Brokers in Asia: a profile for tomorrow
Published on January 14, 2008.
Carrie Cheung, head of Pac Rim electronic trading sales at Merrill Lynch, lists the key attributes the buy-side should look for when choosing a broker.
Returns in emerging markets are considerably higher today than in developed markets, offering significant opportunities for investors to diversify and to trade globally. This is particularly the case in Asia. For instance, the S&P has returned about 1% in 2007 (plus dividend yield), while most Asian markets are recording growth rates of 40% or more. HSI is at 37%, India‘s NSE and BSE are at 40% plus, and Shanghai’s SE composite is nearing 100% return.
While capital inflows are global, trading is local. Asian markets are more heterogeneous than those in the US and Europe, with different regulations, market structures, and taxes from country to country. The heterogeneous and decentralised nature of the Asian markets makes it difficult for newcomers to grasp, but there are great opportunities for brokers to differentiate their capabilities and services based on local market knowledge and expertise.
Integrated service model
Traditionally, research, prime brokerage, stock lending, and execution services were managed in silos, with the buy-side dealing with each group individually. Recently, however, we have seen increasing demand for an integrated service model, with a single point of contact that will help identify and coordinate the seamless delivery of services to clients.
This team of experienced sales people have expertise across products and work with clients to establish investment strategies for new markets, tailor make solutions, and assemble implementation teams. They bundle products and services, including research, prime brokerage, financing, stock lending, and trading, according to client needs. This allows the buy-side to efficiently leverage a broker’s infrastructure and experience, particularly in heterogeneous markets like Asia.
Integrated execution
The most significant trend in global trading is the push toward direct market access (DMA) and algorithmic trading. Though the market for electronic trading is not as mature in Asia as in the US, it is definitely heating up. There are now more than 15 algorithmic providers, and this area is set to remain a key competitive driver among brokers in the next few years.
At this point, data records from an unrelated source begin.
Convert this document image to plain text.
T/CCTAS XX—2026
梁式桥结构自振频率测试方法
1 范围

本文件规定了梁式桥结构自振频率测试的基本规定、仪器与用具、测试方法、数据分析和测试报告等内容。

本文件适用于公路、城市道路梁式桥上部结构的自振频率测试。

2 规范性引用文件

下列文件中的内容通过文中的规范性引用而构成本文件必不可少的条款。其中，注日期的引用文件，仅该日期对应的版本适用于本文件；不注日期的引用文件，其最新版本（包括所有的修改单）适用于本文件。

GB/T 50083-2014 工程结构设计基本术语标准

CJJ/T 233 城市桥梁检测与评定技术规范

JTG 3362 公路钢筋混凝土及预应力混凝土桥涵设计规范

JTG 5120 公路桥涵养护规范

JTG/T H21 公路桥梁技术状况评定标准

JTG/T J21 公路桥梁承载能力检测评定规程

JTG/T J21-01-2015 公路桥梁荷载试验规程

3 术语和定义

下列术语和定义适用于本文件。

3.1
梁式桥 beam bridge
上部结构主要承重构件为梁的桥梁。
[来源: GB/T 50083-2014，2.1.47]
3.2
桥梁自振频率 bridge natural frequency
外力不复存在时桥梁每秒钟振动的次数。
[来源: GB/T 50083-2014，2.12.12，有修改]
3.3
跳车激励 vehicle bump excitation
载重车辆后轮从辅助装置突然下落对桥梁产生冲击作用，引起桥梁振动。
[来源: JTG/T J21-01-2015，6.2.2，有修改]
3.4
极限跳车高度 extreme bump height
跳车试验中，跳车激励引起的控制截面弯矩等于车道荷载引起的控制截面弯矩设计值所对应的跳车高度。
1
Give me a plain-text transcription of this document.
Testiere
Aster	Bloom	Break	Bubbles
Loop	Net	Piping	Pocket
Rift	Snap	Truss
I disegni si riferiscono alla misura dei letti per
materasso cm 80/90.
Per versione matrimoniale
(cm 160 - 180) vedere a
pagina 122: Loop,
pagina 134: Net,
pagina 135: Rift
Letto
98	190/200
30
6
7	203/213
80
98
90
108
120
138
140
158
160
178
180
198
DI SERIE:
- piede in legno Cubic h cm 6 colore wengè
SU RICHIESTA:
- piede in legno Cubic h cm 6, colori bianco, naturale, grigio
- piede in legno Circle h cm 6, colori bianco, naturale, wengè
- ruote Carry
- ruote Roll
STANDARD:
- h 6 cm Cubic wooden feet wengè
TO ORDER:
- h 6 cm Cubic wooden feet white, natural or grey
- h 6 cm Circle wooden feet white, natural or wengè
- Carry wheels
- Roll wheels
Choosing the right algorithmic provider and the right trading strategy is a new challenge facing buy-side firms. As well as the products themselves, other key factors are how electronic trading products should best be integrated with a buy-side trader’s desktop; how integrated they are with traditional ‘high-touch’ sales trading services; and the level of service offered through execution consulting and sales coverage.
One of the first things buy-side firms should look for is breadth and depth of the product suite – whether it provides a range of shortterm smart order routing and long-term benchmark strategies. Other questions include how much research data backs up each model, and what efforts have really been made to adapt to the local markets.
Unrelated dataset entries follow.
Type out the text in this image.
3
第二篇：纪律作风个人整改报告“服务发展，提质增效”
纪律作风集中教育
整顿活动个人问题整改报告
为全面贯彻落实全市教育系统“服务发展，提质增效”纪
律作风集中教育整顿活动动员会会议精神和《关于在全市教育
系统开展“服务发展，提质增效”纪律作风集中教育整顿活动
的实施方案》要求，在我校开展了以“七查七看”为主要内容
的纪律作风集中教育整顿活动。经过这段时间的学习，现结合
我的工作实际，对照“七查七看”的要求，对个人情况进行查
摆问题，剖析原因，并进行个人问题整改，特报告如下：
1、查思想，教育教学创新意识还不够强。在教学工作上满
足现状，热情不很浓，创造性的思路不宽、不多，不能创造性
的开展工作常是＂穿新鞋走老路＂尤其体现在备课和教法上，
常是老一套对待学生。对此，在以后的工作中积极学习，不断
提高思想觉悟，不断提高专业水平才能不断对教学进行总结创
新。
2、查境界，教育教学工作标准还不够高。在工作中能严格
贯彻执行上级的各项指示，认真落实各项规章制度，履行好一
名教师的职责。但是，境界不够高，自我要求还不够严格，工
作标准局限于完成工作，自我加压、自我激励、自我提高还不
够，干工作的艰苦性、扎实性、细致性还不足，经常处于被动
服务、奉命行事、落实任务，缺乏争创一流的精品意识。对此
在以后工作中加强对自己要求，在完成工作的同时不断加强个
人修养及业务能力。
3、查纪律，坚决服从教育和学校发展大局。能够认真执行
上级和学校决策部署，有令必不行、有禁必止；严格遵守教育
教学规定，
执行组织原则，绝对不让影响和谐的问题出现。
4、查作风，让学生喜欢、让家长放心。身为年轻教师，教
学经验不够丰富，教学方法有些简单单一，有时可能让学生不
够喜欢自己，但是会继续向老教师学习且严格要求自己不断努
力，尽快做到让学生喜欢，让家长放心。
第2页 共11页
Flexibility, reliability and stability are also critical. How easy is it to tweak a strategy to your specific objectives with so many brokers offering a range of customisation options? Is the product reliable – do I always get the expected performance versus my benchmark and how stable is the system overall? These are all important questions to be answered before choosing a product.
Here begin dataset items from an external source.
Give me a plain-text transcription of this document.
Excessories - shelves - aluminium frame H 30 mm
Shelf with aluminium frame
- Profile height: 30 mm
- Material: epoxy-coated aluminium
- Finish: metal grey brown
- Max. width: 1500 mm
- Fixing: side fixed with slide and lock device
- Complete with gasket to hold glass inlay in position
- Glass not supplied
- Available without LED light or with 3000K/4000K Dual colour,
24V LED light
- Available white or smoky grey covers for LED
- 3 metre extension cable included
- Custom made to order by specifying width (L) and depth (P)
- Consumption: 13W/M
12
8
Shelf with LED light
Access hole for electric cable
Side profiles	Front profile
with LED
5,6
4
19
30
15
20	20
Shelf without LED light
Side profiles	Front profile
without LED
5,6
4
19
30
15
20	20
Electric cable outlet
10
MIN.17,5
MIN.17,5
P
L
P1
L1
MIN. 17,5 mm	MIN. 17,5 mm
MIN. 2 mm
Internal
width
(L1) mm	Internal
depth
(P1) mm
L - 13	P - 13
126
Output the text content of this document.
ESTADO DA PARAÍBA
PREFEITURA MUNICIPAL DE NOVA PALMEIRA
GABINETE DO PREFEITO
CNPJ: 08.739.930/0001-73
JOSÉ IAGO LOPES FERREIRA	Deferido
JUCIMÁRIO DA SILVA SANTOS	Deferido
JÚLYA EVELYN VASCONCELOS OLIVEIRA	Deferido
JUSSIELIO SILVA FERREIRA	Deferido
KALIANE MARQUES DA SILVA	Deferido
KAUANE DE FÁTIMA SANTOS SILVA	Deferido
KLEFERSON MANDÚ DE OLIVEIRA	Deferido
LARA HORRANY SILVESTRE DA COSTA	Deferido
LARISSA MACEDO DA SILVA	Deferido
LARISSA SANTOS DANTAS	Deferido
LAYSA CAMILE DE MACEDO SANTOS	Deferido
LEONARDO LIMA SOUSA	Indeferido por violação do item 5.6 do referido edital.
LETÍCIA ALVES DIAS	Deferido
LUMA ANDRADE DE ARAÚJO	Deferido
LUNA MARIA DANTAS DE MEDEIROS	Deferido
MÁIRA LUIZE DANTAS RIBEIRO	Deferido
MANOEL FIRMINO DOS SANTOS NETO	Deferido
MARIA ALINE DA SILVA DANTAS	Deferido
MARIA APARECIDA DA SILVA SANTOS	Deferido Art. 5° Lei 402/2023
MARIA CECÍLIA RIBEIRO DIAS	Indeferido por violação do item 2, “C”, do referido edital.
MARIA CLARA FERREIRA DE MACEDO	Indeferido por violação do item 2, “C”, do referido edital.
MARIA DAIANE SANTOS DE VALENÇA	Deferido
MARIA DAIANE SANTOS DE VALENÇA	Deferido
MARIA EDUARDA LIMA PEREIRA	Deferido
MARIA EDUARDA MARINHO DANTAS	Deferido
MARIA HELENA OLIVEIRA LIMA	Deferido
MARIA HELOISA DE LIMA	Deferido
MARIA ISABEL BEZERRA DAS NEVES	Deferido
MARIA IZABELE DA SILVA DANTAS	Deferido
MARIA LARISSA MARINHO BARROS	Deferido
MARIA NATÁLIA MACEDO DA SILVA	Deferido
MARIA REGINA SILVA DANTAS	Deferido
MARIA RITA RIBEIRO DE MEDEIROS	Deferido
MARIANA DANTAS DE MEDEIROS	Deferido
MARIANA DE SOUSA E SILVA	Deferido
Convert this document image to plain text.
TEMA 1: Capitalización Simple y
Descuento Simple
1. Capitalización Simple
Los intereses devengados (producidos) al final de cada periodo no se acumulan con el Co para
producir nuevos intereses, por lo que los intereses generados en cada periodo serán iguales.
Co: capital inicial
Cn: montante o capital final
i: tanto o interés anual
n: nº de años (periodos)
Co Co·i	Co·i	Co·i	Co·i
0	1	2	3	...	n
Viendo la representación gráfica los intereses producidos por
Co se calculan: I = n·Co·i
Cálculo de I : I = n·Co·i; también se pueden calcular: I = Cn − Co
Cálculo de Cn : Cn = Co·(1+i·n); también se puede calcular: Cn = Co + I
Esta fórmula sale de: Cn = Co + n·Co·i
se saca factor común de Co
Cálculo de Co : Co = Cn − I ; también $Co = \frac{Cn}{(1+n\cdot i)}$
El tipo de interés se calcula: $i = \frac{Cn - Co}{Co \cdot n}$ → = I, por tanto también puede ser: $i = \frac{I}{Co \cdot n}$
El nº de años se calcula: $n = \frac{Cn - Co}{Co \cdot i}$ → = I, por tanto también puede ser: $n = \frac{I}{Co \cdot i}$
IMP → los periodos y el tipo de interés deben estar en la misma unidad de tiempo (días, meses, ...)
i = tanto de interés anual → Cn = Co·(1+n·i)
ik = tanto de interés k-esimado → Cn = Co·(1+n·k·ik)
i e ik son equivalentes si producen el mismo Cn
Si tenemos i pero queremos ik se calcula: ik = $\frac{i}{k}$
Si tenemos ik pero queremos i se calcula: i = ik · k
Besides the product itself, service is critical to investigate when choosing a provider. Services refer to execution consulting or coaching. Powerful algorithmic tools are useless unless you know what they do, how they work, and when to use a particular strategy. An execution desk with experienced traders and sales traders can help buy-side firms master these tools. The desk should also provide market colour, as well as pre- and post-trade analytics like transaction cost analysis. Integrating and bundling advanced trading technology with traditional services is the key to differentiating among similar products from multiple brokers.
Finding liquidity and choosing the best venue for execution is next. Brokers’ dark pools leverage internal liquidity, provide price improvement, and minimise market impact. The latest crossing strategies, moreover, provide access to public crossing networks or to PTS. These strategies automatically scan and sweep external undisplayed liquidity pools to find liquidity at the best price and the lowest market impact. While these networks are new to Asia, you can be confident that their influence and usage will grow rapidly.
DMA is another powerful tool that allows buyside traders to take more control on orders and to guarantee anonymity. For statistical arbitrage firms and quant funds, latency is another key concern. Users should determine speed of market data, how quickly does the order reach the markets, and what level of throughput that a broker can support should also be investigated. Broker or exchange co-hosting are popular topics for clients requiring low-latency DMA solutions. All of these require significant investments in technology infrastructure, market data and exchange capacity. These are relatively common concepts in the US and Europe, however only a few brokers have the global scope to offer these in Asia.
The political and economic environment has made Asia the fastest-growing region over the past decade, and by every sign this will continue over the long term. Merrill Lynch can help guide you through the learning curve and is eager to help you tap the many opportunities for growth in this region.